Alice Springs describes her session with the famous actress whose portrait became one of her most famous portraits. “I took a lot of pictures of her – I think three rolls of film,” June remembered. “She was giving me what she would give everybody because actors can do that – they can turn it on. And you think, ‘Oh, God, that looks wonderful’. But you don’t realize that they’ve been doing it forever, for everyone. I couldn’t get her to relax, just to be natural. She was really getting fed up. And she exhaled, and then I took the picture. Helmut says I’m very fast. But I do get it. When they exhale.”

Sharing life

On Photography: June Newton (Alice Springs), 1923-2021
Alice Springs (June Newton) self portrait with her husband Helmut Newton

During the 1970s, 80s and 90s Alice Springs captured photographs of the world she shared with Helmut. She was in the upper crust of European art, society, royalty and of course, fashion. Her portraits of these famous and often gorgeous people depicted them as approachable human beings.
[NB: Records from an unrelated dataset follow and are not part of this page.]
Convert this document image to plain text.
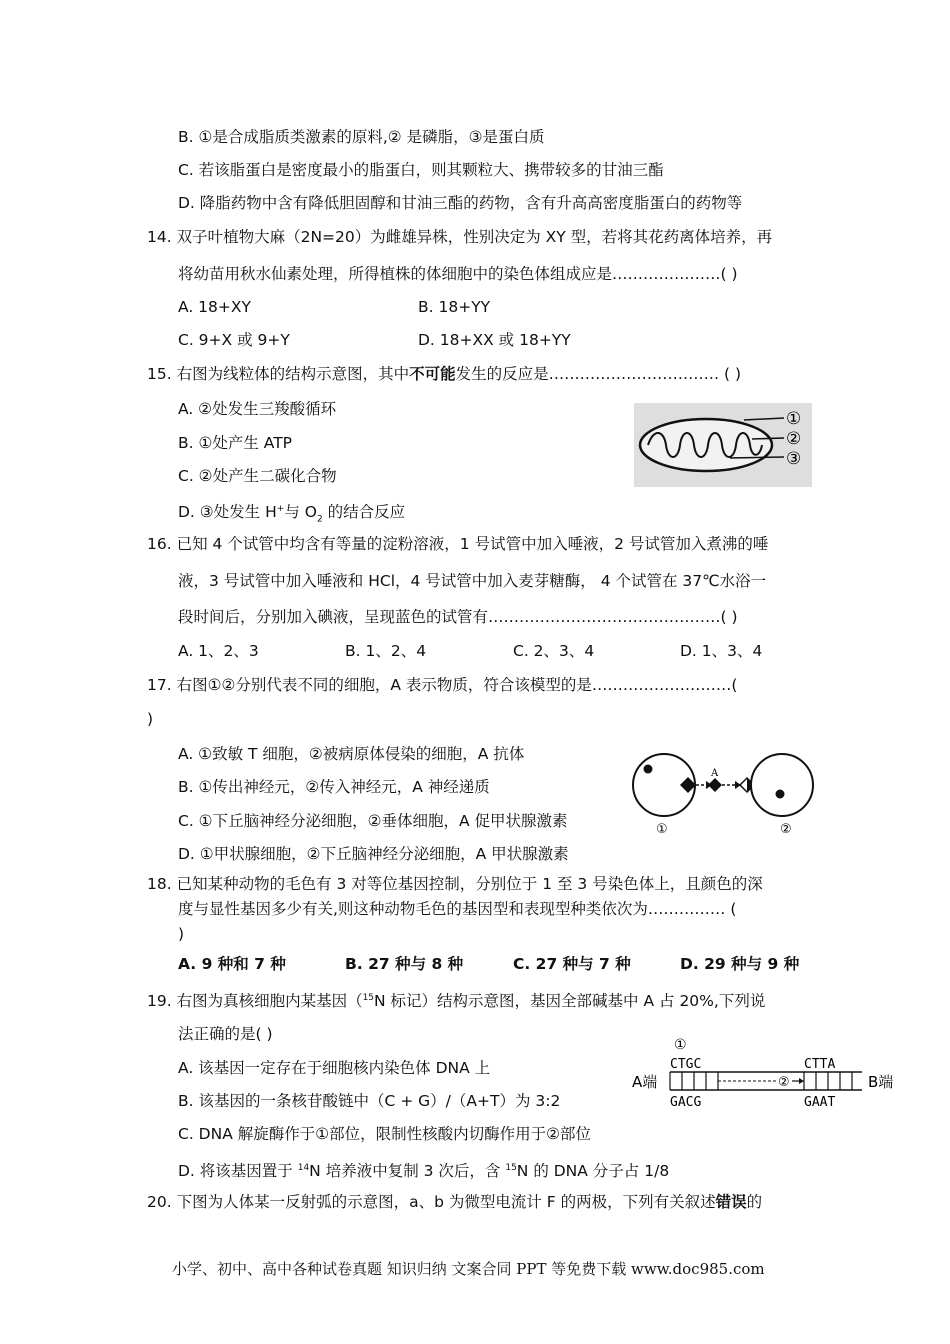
B. ①是合成脂质类激素的原料,② 是磷脂，③是蛋白质
C. 若该脂蛋白是密度最小的脂蛋白，则其颗粒大、携带较多的甘油三酯
D. 降脂药物中含有降低胆固醇和甘油三酯的药物，含有升高高密度脂蛋白的药物等
14. 双子叶植物大麻（2N=20）为雌雄异株，性别决定为 XY 型，若将其花药离体培养，再
将幼苗用秋水仙素处理，所得植株的体细胞中的染色体组成应是…………………( )
A. 18+XY	B. 18+YY
C. 9+X 或 9+Y	D. 18+XX 或 18+YY
15. 右图为线粒体的结构示意图，其中不可能发生的反应是…………………………… ( )
A. ②处发生三羧酸循环
B. ①处产生 ATP
C. ②处产生二碳化合物
D. ③处发生 H+与 $O_2$ 的结合反应
①
②
③
16. 已知 4 个试管中均含有等量的淀粉溶液，1 号试管中加入唾液，2 号试管加入煮沸的唾
液，3 号试管中加入唾液和 HCl，4 号试管中加入麦芽糖酶， 4 个试管在 37℃水浴一
段时间后，分别加入碘液，呈现蓝色的试管有………………………………………( )
A. 1、2、3	B. 1、2、4	C. 2、3、4	D. 1、3、4
17. 右图①②分别代表不同的细胞，A 表示物质，符合该模型的是………………………(
)
A. ①致敏 T 细胞，②被病原体侵染的细胞，A 抗体
B. ①传出神经元，②传入神经元，A 神经递质
C. ①下丘脑神经分泌细胞，②垂体细胞，A 促甲状腺激素
D. ①甲状腺细胞，②下丘脑神经分泌细胞，A 甲状腺激素
A
①	②
18. 已知某种动物的毛色有 3 对等位基因控制，分别位于 1 至 3 号染色体上，且颜色的深
度与显性基因多少有关,则这种动物毛色的基因型和表现型种类依次为…………… (
)
A. 9 种和 7 种	B. 27 种与 8 种	C. 27 种与 7 种	D. 29 种与 9 种
19. 右图为真核细胞内某基因（$^{15}$N 标记）结构示意图，基因全部碱基中 A 占 20%,下列说
法正确的是( )
A. 该基因一定存在于细胞核内染色体 DNA 上
B. 该基因的一条核苷酸链中（C + G）/（A+T）为 3:2
C. DNA 解旋酶作于①部位，限制性核酸内切酶作用于②部位
D. 将该基因置于 $^{14}$N 培养液中复制 3 次后，含 $^{15}$N 的 DNA 分子占 1/8
A端	B端
①
CTGC	CTTA
②
GACG	GAAT
20. 下图为人体某一反射弧的示意图，a、b 为微型电流计 F 的两极，下列有关叙述错误的
小学、初中、高中各种试卷真题 知识归纳 文案合同 PPT 等免费下载 www.doc985.com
Dana Thomas, writing about Alice Springs when she had her own experience of the photographer. “I would eventually learn what she meant. In 2006, two years after Helmut died, I rang June to ask her if she would shoot my author portrait for my first book, ‘Deluxe: How Luxury Lost Its Luster.’ ‘Of course,’ she told me. ‘But you’ll have to come to Monte Carlo.’ I agreed, and the following week, I flew down from Paris and called on her in the tower apartment. She instructed me to sit at the table on her terrace, my back to the Mediterranean, and she took the seat across from me. She raised the camera to her eye, and chatted with me as she snapped. Ten frames in, I started to relax — to exhale. She clicked once more.

“I’ve got it,” she said. “Let’s go to lunch.”